# Communications between FOH and Backstage



## Philip Franzone (Aug 7, 2016)

Hi all! Right now I'm trying to figure out what type of "intercom" system would be best for my church. Why I put intercom in quotations is because I visited another church recently and saw a system that they use but im not exactly sure what it is. What it was is a phone that looked like your standard office phone but there was another phone backstage and when the FOH people had to ring the backstage they just pushed this button and almost like a red flash was blinking and they where able to talk. I guess my question is does anyone know what type of system that is and maybe if its online to buy. If not what is the best way to do this? I would like to stick with a physical phone that i could mount on the wall backstage and have one at FOH rather then any walkie talkie apps. 

Thanks!
Philip


----------



## RonHebbard (Aug 7, 2016)

Philip Franzone said:


> Hi all! Right now I'm trying to figure out what type of "intercom" system would be best for my church. Why I put intercom in quotations is because I visited another church recently and saw a system that they use but im not exactly sure what it is. What it was is a phone that looked like your standard office phone but there was another phone backstage and when the FOH people had to ring the backstage they just pushed this button and almost like a red flash was blinking and they where able to talk. I guess my question is does anyone know what type of system that is and maybe if its online to buy. If not what is the best way to do this? I would like to stick with a physical phone that i could mount on the wall backstage and have one at FOH rather then any walkie talkie apps.
> 
> Thanks!
> Philip


Hello! Clear-Com, and its competitors, (Production Intercom, Telex, RTS, etcetera) offer telephone style handsets, usually with a push to talk switch mounted within the handgrip, which are plug compatible with their headsets. In addition to their normal call lights they used to offer bright call-beacons to attract attention. One of the beacons was trademarked Blazon, possibly Blaze-on. A little Googling ought to be your friend. Handsets were available in black, red and white along with matching wall brackets and retractile cords. The handsets plugged in via 4 contact XLR style connectors.
Toodleoo!
Ron Hebbard.


----------



## JohnD (Aug 8, 2016)

If you want to go cheap and easy Google is your friend:
https://www.google.com/#q=telephone+intercom+diy
Rather than trying to use the internal ringer, you might be able to add an LED light easily.


----------



## dthomas32308 (Aug 8, 2016)

With smartphones being in almost everybodies hand and facilities equipped with ample WIFI networks, I have quit using the intercom systems which venues have installed for the Zello two-way "radio" app.

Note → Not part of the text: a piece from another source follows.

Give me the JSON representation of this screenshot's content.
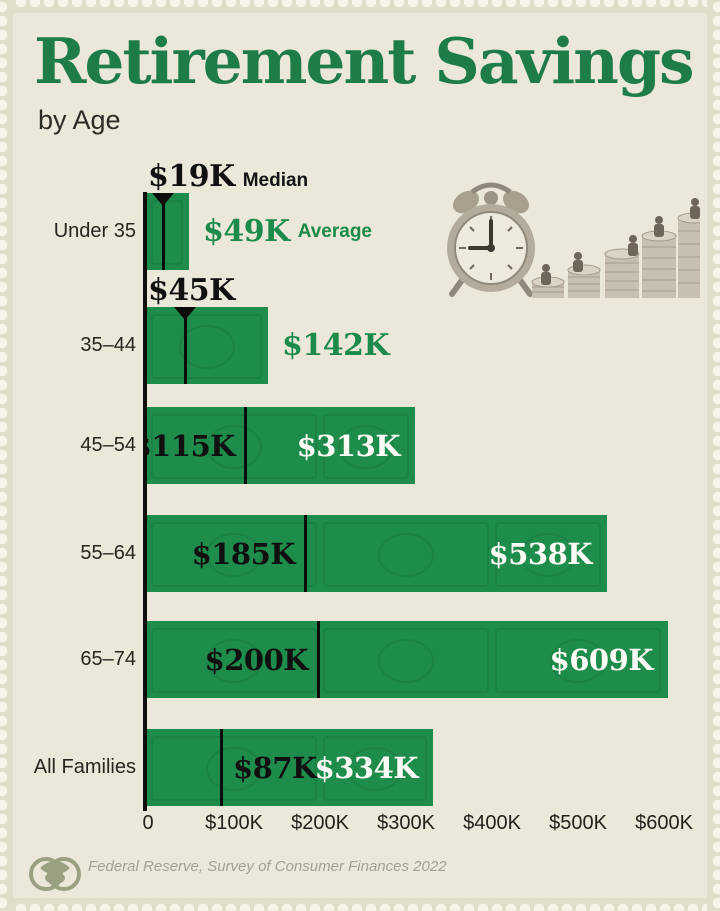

They have apps developed for a lot of the mobile OS' as well as Windows PCs so is flexible with deploying on either facility or personally owned devices. With channels, you can set up your various departments allowing/limiting who can join each channel. They also have a lot of accessories like Bluetooth PTT buttons and head/mic sets to make communication easier and not require screen to be on or app open to talk. 

Generally, I do a channel for each department (lights, sound, video, cameras) so the techs can communicate then have a directors channel for Directors, TDs, SMs, etc to talk on and techs are set to listen only. This gives you inner departmental communication for the tech teams but gives everyone the cues called on the Director channel.


----------



## MrX (Aug 8, 2016)

Zello doesn't do full duplex on iOS, unfortunately.
AFAIK, there are only 2 iOS/Android intercom systems that do full duplex.
LineApp and Unity
I use LineApp the most because I don't want to have to set up a server. I'm sure Unity is a more robust solution though.


----------



## flowalex999 (Aug 13, 2016)

When I have the hardware I run a mumble server off one computer and most of the time people use their phones to communicate, at a show I am working at now we use headsets because of how much interference exists in the performance area.


----------



## dthomas32308 (Aug 14, 2016)

MrX, good point on Zello not doing full duplex and I have used the others you mentioned on several productions. My suggestion of Zello was due to the churches I have worked with being very much "free" oriented and rarely involving any production aspects that would require immediate emergency communication such as flying linesets. Even so most people I've had as techs are using android devices and the ones with iPhones are either tethered to a computer to use the PC app or hand them an Android for show use.

The way I generally go over Zello with techs is that if a director/SM is talking then they must wait for the line to clear before proceeding. Also, directors/SMs are set as mods so can talk over techs as normal users. There's been a few issues of important messages not being delivered live but queued up after the live message finished so not a huge deal/loss.

I do agree, LineApp and Unity(my preference due to local server license is cheaper) are better solutions for mission critical communication but explore all of the options to see which will fit your use case/budget best.


----------